Os grupos que à margem do PCP, durante a resistência, sobretudo aqueles que foram as filiais lusitanas do diferendo sino-soviético (embora muitos outros grupos e organizações se tenham incluído na família da “esquerda radical”, nomeadamente o trotsquismo, os adeptos do guevarismo, da autogestão e os católicos radicalizados, a que Cardina também dá a devida atenção) cresceram e multiplicaram-se, entremeando ofensivas, normalmente através do panfleto, contra a ditadura (o “fascismo”) e a hegemonia resistente do PCP (o “social-fascismo”), mereciam um lugar adequado na história política, tanto mais que marcaram a própria revolução que se seguiu ao 25 de Abril e ainda bastantes dessas personagens recheiam as hostes bloquistas, embora radicalmente “transformados”, enquanto o grosso aderiu, precocemente e sem preconceito, à social-democracia e ao PSD, marcando ainda forte presença nos aparelhos governamentais e partidários, na academia e no jornalismo. Pela natureza grupuscular, cisionista e fraccionária destes grupos, a sua visão global constitui uma autêntica charada para os interessados no conhecimento das suas géneses e caminhos de multiplicação. E, neste aspecto, o livro de Miguel Cardina, ao sistematizar o “caos orgânico” dos grupos “m-l”, é, desde logo, de uma enorme utilidade orientadora. Mas o livro é mais do que isso. Além de uma escrita fresca e clara que se orienta bem no referido “caos”, Miguel Cardina tipifica os caminhos e motivações da “dupla contestação” (à ditadura e ao PCP), evidenciando ainda as motivações culturais e nos costumes que animavam os cortes destes activistas (sobretudo estudantes), os da ressaca de “68”, através de uma militância que pretendia ser, em simultâneo, inconformista perante a velha ditadura cheia de bolor conservador e o outro conservadorismo, o ideológico e petrificado dos “pró-soviéticos” (o que não os inibia de, na maior parte das vezes, competirem com estes nos rituais espartanos das vidas partidárias e parodiarem as “proletarizações”).
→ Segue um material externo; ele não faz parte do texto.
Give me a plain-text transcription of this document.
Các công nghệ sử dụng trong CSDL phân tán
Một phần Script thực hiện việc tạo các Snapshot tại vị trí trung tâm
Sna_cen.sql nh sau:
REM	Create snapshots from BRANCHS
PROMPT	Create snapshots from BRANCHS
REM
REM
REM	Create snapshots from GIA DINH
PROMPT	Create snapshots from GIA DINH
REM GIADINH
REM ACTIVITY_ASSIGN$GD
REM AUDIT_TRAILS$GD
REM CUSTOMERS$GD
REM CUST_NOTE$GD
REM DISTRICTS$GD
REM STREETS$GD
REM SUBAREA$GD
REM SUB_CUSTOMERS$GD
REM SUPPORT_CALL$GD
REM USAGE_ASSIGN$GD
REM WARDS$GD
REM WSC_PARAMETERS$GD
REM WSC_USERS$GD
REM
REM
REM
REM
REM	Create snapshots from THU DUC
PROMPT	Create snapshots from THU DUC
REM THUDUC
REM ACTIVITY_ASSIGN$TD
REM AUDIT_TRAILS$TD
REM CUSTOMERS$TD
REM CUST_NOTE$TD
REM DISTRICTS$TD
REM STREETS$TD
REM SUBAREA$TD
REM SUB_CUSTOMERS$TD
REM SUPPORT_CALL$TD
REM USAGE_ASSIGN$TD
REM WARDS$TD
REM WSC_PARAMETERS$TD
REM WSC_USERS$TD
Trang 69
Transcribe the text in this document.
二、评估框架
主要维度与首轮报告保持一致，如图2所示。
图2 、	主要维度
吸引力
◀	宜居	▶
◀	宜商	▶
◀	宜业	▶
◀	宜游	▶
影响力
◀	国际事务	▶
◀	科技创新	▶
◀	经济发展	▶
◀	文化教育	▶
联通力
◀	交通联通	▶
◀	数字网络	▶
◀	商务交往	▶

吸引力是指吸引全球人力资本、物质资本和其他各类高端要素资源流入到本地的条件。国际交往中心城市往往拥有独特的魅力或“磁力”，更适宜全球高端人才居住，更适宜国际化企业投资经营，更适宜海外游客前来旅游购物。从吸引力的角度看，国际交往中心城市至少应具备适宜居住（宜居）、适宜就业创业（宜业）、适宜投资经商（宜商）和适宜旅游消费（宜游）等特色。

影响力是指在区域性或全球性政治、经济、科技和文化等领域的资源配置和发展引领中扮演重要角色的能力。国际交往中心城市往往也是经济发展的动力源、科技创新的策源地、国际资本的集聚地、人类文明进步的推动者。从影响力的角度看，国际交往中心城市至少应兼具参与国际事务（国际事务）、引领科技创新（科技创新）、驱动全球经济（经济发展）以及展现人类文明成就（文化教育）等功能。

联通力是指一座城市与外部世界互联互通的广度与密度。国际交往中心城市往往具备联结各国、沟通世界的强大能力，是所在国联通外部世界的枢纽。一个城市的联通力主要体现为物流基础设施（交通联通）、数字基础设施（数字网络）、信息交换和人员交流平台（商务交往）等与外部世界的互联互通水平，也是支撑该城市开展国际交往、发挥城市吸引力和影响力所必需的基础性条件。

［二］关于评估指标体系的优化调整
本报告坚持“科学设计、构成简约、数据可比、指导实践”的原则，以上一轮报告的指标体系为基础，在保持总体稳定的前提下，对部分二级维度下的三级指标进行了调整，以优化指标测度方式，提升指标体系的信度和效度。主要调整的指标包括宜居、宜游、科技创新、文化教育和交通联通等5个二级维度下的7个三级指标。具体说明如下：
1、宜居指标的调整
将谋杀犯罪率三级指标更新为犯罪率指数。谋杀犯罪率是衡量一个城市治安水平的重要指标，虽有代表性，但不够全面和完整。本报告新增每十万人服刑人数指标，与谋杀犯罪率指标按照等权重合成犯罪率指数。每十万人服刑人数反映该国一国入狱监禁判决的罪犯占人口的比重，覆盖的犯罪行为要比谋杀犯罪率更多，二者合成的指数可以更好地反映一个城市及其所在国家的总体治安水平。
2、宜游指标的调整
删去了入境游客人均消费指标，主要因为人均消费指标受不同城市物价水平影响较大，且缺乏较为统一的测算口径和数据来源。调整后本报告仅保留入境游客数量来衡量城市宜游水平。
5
Numa etapa impensável tempos atrás, em que o PCP viu falecer-lhe o principal aliado, apoio e inspirador (a fonte do “burocratismo revisionista” segundo os contestários de outrora), fez as pazes com o simbolismo guevarista e cubano (antes, mais um problema que uma identidade), aproximou-se da China (tendo, primeiro, esperado que esta passasse do comunismo radical para o capitalismo selvagem), adoptando muita da linguagem política e partidária muito mais próxima do panfletismo maoísta de antanho que da grave e solene análise e oratória de Cunhal, estreitando a estratégia política no activismo e sindicalismo “de rua”, contaminado pela “impaciência grega” e desejo de alianças com o terrorismo do fascismo islâmico, o livro de Cardina ajuda, ainda, a iluminar como quase tudo em política muda e se transforma. Por vezes, absorvendo as heterodoxias mais radicais. Mas como tudo tem a sua data de nascimento e gestação, o “A Esquerda Radical” tornou-se, automaticamente, numa obra de referência, indispensável.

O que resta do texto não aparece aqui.